So much to get to, so little space.
And because I have the freedom of this digital page – I’ll go ahead and let the random thoughts flow for a bit.
Let’s start with: And Then There Was One… I Mean Two
Eliot Spitzer has now officially taken care of Tom Suozzi on the Democratic side.
Suozzi actually managed to capture 19 percent of the Democratic votes cast last Tuesday. But while Suozzi tried to create a little heat in the race, Spitzer barely raised a sweat.
Now it’s on to John Faso. And the pollsters say that the former Time Magazine cover-boy, Spitzer, holds a commanding lead in this race too. There remains this palpable feeling that Spitzer will easily take his place as George Pataki’s successor and return the governor’s mansion to the Democratic Party.
And yet this little space in cyberspace will not give up. Once again the plea here is not be swayed by horse race polls. It’s nice to know who is ahead.
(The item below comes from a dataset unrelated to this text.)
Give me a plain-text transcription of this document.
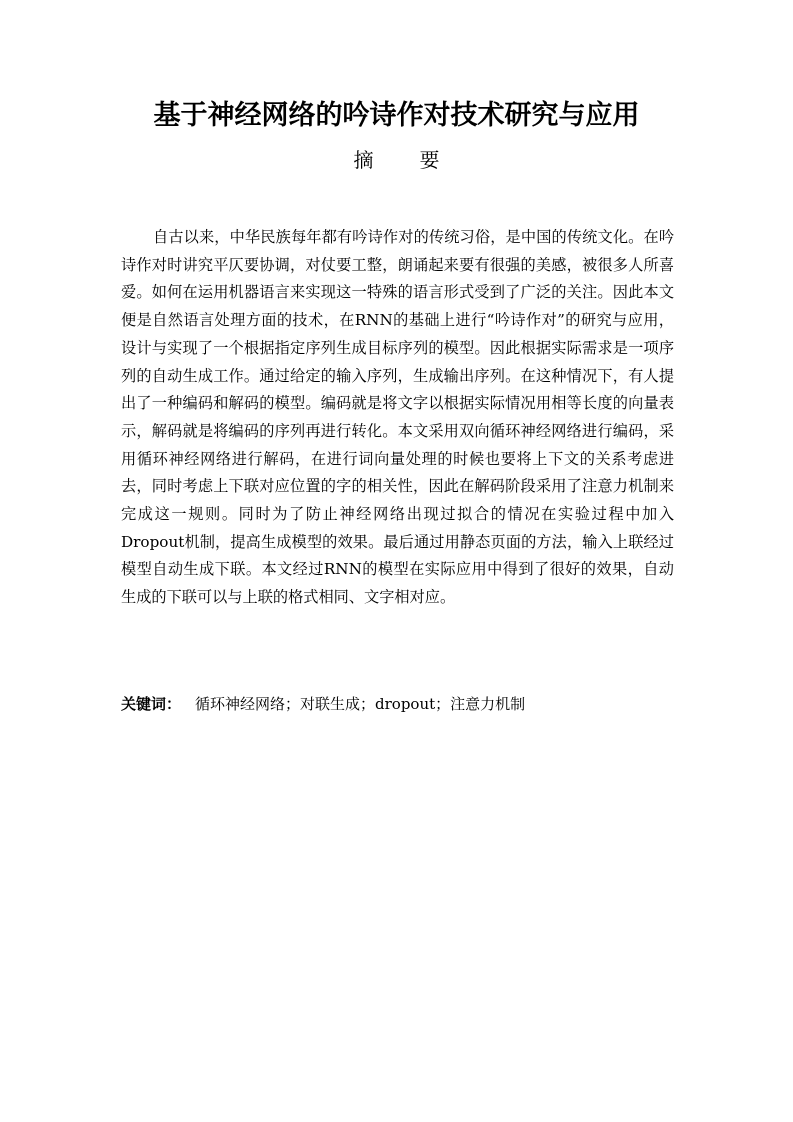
基于神经网络的吟诗作对技术研究与应用
摘 要

自古以来，中华民族每年都有吟诗作对的传统习俗，是中国的传统文化。在吟诗作对时讲究平仄要协调，对仗要工整，朗诵起来要有很强的美感，被很多人所喜爱。如何在运用机器语言来实现这一特殊的语言形式受到了广泛的关注。因此本文便是自然语言处理方面的技术，在RNN的基础上进行“吟诗作对”的研究与应用，设计与实现了一个根据指定序列生成目标序列的模型。因此根据实际需求是一项序列的自动生成工作。通过给定的输入序列，生成输出序列。在这种情况下，有人提出了一种编码和解码的模型。编码就是将文字以根据实际情况用相等长度的向量表示，解码就是将编码的序列再进行转化。本文采用双向循环神经网络进行编码，采用循环神经网络进行解码，在进行词向量处理的时候也要将上下文的关系考虑进去，同时考虑上下联对应位置的字的相关性，因此在解码阶段采用了注意力机制来完成这一规则。同时为了防止神经网络出现过拟合的情况在实验过程中加入Dropout机制，提高生成模型的效果。最后通过用静态页面的方法，输入上联经过模型自动生成下联。本文经过RNN的模型在实际应用中得到了很好的效果，自动生成的下联可以与上联的格式相同、文字相对应。

关键词： 循环神经网络；对联生成；dropout；注意力机制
But it winds up being meaningless when it comes to your duty as a voter.
The real application remains what the two men – Faso and Spitzer – have to say on the issues and what you think of those words. And there are differences.
Let me take just one example. Our New York Matters forums have begun (we held one in Buffalo and one on Long Island last week). The Buffalo topic was the economy… and I would invite you to take a look at the paper that was done for citizen participants of that forum in advance of their gathering.
The paper states that Faso and Spitzer have a different emphasis when they talk about reviving the Upstate economy. Faso sticks with a list of limits on government that include cutting taxes further, removing state mandates from local governments and doing away with regulations that are thought to harm business. Spitzer sides with goosing the economy by investing in infrastructure, such as replacing the Peace Bridge and making major transportation improvements.
You do have a choice here.
So when it feels like a coronation is ahead, don’t buy in. Go ahead and continue the process of looking at the two men seeking to be governor. Look at what they stand for. What have you got to lose – except maybe the idea that this election doesn’t really matter.
Deadline a Dead Issue
So Monroe County Executive Maggie Brooks has gotten the deadline to submit her budget proposal extended to mid-November, after Election Day.
Supporters of this move promise so many things: That the county budget drafters will have more time to assess what they’ve received from Albany and, therefore can make better decisions and that the extra time will give the budget document more integrity.
But, of course, my most “favorite” reason is that it will keep the budget process unsullied by politics because it will occur after Election Day. Ah, yes … now the county executive and the county legislators – those people who owe their very positions to the electorate – can now be unshackled and create a budget that will be unspoiled by the push and pull of campaigns.
This is made to sound like a virtue. When in reality it’s kind of a shame.
A deadline is only that – a period in time when something must get done. Moving the date four weeks later really does little for fact gathering and long-range planning that is needed for an annual budget document.
But having that budget proposal submitted by the county executive just before the voters go to the polls can also be seen as a bit of truth in advertising. We can really see what the incumbent wants to do. We can have real debate for a few weeks between the incumbent and the challenger over whether this very real document is worthwhile.
Tell me, what’s wrong with that? Except, of course, that it might make the incumbent in the County Executive’s office and those on the County Legislature uncomfortable.
This move to remove politics from the budget process is, really, just politics.
What a Difference Four Years Makes
Finally we go back to the primary elections for a look at the guy who stood next to the victorious Democrat for governor, Eliot Spitzer, soon after their dual victories. Andrew Cuomo soaked in the winning feeling along with Spitzer as the son of Mario goes gunning to replace Spitzer as Attorney General.
Four years earlier, Cuomo was a blip on the primary map. He was still on the Democratic ballot – running for governor – but had dropped out of the race against Carl McCall just a few weeks earlier. when the primary had begun, Cuomo had been criticized for challenging McCall, the man viewed as next in line for the Democratic nod.
And he made a few missteps on the campaign trail. He was criticized for saying that George Pataki’s did little more after 9-11 than hold Rudy Giuliani’s coat. Cuomo also went to that 2002 State Democratic Convention in New York City, but decided not to go into the hall for the delegates vote. He, instead held a rally at a Manhattan restaurant – trying to show himself as an outsider.
In 2006, Cuomo appeared to have done enough to become the insider candidate. He gained valuable party support and took the designation at this year’s Democratic Convention. After his primary win, he appears to have the early lead in polls over Republican Jeanine Pirro. That (and Spitzer’s coattails) could help him get by in November, although the Pirro challenge is a real one.
Yet one had to wonder if Cuomo, as he stood next to Spitzer after Primary Day, might have hoped Eliot’s star would quickly rise to national levels. That would leave the door open for him to take another crack at the governor’s mansion… and help him erase 2002.